Se eu voltasse para Brasília hoje, depois de 11 anos, também iria atrás dos meus amigos, independente do que estejam fazendo. A hipocrisia e o moralismo dessa gente que, de forma covarde, chama o Adriano e Vágner Love de marginais por conta das amizades de moleque é cruel e preconceituosa.

Quem sabe a explicação disso tudo esteja nos primeiros versos de ‘Esperanças Perdidas’, o samba interpretado magistralmente pelo mito Roberto Ribeiro. Não sou especialista, mas pode ser por aí:

Quantas belezas deixadas nos cantos da vida
Que ninguém quer e nem mesmo procura encontrar
E quando os sonhos se tornam esperanças perdidas
Que alguém deixou morrer sem nem mesmo tentar’


Até!

PS: Como bem corrigiu meu guru do samba, Armando Miranda, 'Esperanças Perdidas' não foi gravada pelo grande Roberto Ribeiro. A composição, de Délcio Carvalho, ganhou voz com o Originais do Samba

7 comentários:

Armando Miranda disse...

Belo texto, Rafael.

Só um detalhe: "Esperanças Perdidas" é uma composição de Délcio Carvalho, e foi um grande sucesso com "Os Originais do Samba". O nosso grande Demerval infelizmente não chegou a gravá-la.

Abraço!

Ana Paula Costa disse...

Ainda dá tempo...

Tubular triciclo super disse...

Até Jesus comeu com agiotas, ladrões e próstitutas e ñ foi crucificado por isso!
Centenas de pessoas estavam na quele baile, rosto que também foram filmados.
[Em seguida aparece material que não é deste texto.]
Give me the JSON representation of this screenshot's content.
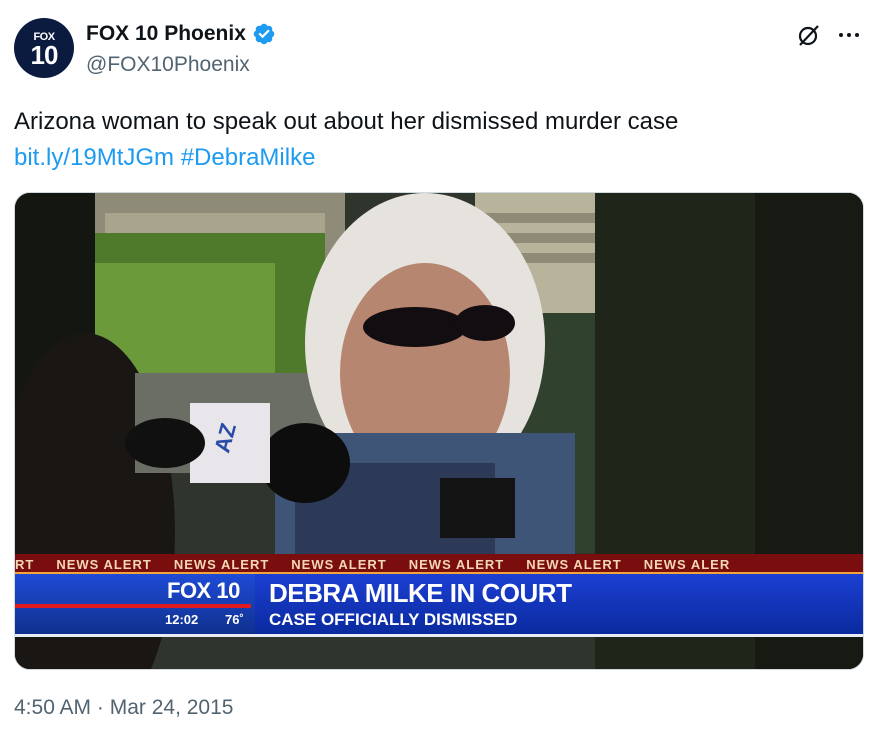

Porque só os famosos?!
Milhares de famílias recebem sextas básicas de traficantes e outros cuidados, mas ninguém é questionado por isso! porque será essa celeuma todinha?!.

Rafael Duarte disse...

Carlos, a pergunta é justamente essa! A mídia preconceituosa ficou evidente nesse caso. Adriano e Love são negros que cresceram na favela. Mas isso a gente sabe que a nossa sociedade hipócrita não aceita. Abraços

Armando Miranda disse...

Rafael, eu tô mais pra "guri" do samba!
kkkk

Abração!

Luiz Filipe disse...

Ola Rafael, meu nome é Luiz filipe, sou estudante de ciências sociais na Unb e citei parte do seu texto em uma pesquisa. Pro meu TCC, em determinada parte dele, pretendo falar sobre as gangues em Brasilia na década de 90, haveria algum email para que eu pudesse entrar em contato ?

Allan Gontijo disse...

Parabéns pelo Post cara! Sou dessa geração Tb! Existiam outros grupos igualmente famosos! Enfim! Valeu!